Superficie : 237 500 km²
Population : 21,7 millions d’habitants
Croissance : 7,7% (2006)
Monnaie : leu
Langue officielle : roumain
Fête nationale : 1er décembre
Capitale : Bucarest
Après trois années de récession en 1997-1999, la Roumanie a renoué depuis 2000 avec la croissance (+5,7% en 2001, + 4,9% en 2002, + 4,9 % en 2003), tirée par les exportations et l’investissement. En 2004, cette croissance s’est accélérée pour atteindre 8,1%. En 2005, la croissance a ralenti mais est restée soutenue, autour de 4%, dans un contexte de forte demande intérieure. Elle a atteint 7,7% en 2006, ce qui représente sous l’aspect de la dynamique la deuxième performance après 2004. Le pays est confronté à d’importantes entrées de capitaux et à une forte appréciation du leu qui creuse les déficits extérieurs.

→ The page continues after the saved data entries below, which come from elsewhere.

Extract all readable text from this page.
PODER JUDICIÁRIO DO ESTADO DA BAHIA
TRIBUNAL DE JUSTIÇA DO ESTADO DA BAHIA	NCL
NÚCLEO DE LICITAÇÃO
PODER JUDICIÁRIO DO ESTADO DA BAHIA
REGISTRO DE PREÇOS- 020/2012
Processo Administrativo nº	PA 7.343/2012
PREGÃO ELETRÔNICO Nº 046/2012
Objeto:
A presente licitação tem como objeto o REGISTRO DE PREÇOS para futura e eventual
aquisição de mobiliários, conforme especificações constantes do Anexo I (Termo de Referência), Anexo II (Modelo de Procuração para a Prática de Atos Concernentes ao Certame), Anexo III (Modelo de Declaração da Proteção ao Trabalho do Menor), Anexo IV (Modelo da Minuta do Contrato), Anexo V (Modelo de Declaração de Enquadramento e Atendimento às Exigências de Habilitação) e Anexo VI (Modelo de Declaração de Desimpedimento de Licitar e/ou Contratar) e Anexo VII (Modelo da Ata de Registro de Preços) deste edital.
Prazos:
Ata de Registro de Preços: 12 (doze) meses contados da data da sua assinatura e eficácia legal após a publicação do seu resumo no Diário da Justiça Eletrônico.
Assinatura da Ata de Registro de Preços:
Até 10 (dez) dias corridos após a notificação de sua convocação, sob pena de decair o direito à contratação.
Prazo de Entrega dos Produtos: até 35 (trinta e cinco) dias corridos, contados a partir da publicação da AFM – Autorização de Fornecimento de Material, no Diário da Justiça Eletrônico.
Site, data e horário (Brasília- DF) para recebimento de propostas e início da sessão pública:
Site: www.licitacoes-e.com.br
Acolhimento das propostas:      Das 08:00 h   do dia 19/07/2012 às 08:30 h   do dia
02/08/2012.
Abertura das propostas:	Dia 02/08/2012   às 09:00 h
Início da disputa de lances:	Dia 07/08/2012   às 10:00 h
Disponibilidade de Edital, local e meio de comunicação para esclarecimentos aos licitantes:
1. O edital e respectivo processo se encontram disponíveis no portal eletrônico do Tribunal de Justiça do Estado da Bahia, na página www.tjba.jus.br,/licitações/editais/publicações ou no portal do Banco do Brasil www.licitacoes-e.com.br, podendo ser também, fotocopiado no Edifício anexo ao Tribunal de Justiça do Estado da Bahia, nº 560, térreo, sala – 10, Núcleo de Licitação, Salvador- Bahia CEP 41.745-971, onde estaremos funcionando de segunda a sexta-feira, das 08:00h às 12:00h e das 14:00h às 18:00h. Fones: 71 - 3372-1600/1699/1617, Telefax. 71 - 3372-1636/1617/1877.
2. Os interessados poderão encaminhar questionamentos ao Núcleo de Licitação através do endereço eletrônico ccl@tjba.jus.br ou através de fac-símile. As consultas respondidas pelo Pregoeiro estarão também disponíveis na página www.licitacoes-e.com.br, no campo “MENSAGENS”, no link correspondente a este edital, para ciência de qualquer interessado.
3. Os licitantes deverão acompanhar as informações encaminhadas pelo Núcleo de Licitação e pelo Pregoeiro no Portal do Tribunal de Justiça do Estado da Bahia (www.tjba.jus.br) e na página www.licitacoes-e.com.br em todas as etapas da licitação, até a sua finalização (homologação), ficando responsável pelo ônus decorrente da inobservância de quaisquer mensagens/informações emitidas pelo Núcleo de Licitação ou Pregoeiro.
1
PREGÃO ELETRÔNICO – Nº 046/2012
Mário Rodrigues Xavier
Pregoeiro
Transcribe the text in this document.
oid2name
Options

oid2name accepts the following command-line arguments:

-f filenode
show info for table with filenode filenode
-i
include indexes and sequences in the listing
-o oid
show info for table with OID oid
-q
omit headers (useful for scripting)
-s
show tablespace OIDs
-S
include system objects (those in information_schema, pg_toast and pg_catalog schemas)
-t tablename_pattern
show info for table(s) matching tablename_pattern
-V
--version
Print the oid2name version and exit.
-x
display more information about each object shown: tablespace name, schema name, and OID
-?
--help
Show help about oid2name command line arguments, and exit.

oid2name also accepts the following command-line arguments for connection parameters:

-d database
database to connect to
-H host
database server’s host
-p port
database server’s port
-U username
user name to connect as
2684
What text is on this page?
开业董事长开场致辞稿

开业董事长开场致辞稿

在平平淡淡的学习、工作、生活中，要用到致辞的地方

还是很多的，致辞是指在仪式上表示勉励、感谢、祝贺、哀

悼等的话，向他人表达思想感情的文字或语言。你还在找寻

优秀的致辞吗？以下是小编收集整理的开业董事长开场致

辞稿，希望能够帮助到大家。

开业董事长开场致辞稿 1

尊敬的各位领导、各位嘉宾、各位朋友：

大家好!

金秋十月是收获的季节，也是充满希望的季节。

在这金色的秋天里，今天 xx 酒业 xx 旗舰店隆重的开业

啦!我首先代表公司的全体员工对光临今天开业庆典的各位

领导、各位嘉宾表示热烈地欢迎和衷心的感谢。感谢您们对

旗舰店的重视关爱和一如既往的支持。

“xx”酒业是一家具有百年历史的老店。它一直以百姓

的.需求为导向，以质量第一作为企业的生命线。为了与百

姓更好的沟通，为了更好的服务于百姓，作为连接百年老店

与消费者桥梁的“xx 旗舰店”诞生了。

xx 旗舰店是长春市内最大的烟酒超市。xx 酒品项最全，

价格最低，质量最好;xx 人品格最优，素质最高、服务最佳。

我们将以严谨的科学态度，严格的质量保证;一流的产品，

Cette croissance soutenue s’est accompagnée d’une désinflation graduelle depuis 2001 (40% début 2001 ; 9,3% fin 2004), qui s’est maintenue à ce niveau en 2005 (9 %), compte tenu des hausses de prix administrés (énergie, notamment), et a nettement baissée en 2006 (5%).
Toutefois, le déficit courant, aggravé en 2004 et en 2005, s’est encore détérioré, atteignant 12% du PIB en 2006, alors qu’en 2002, le déficit courant ne s’élevait qu’à 3,4 % du PIB, 6,1 % en 2003, 7,4% en 2004 et 9,4% en 2005.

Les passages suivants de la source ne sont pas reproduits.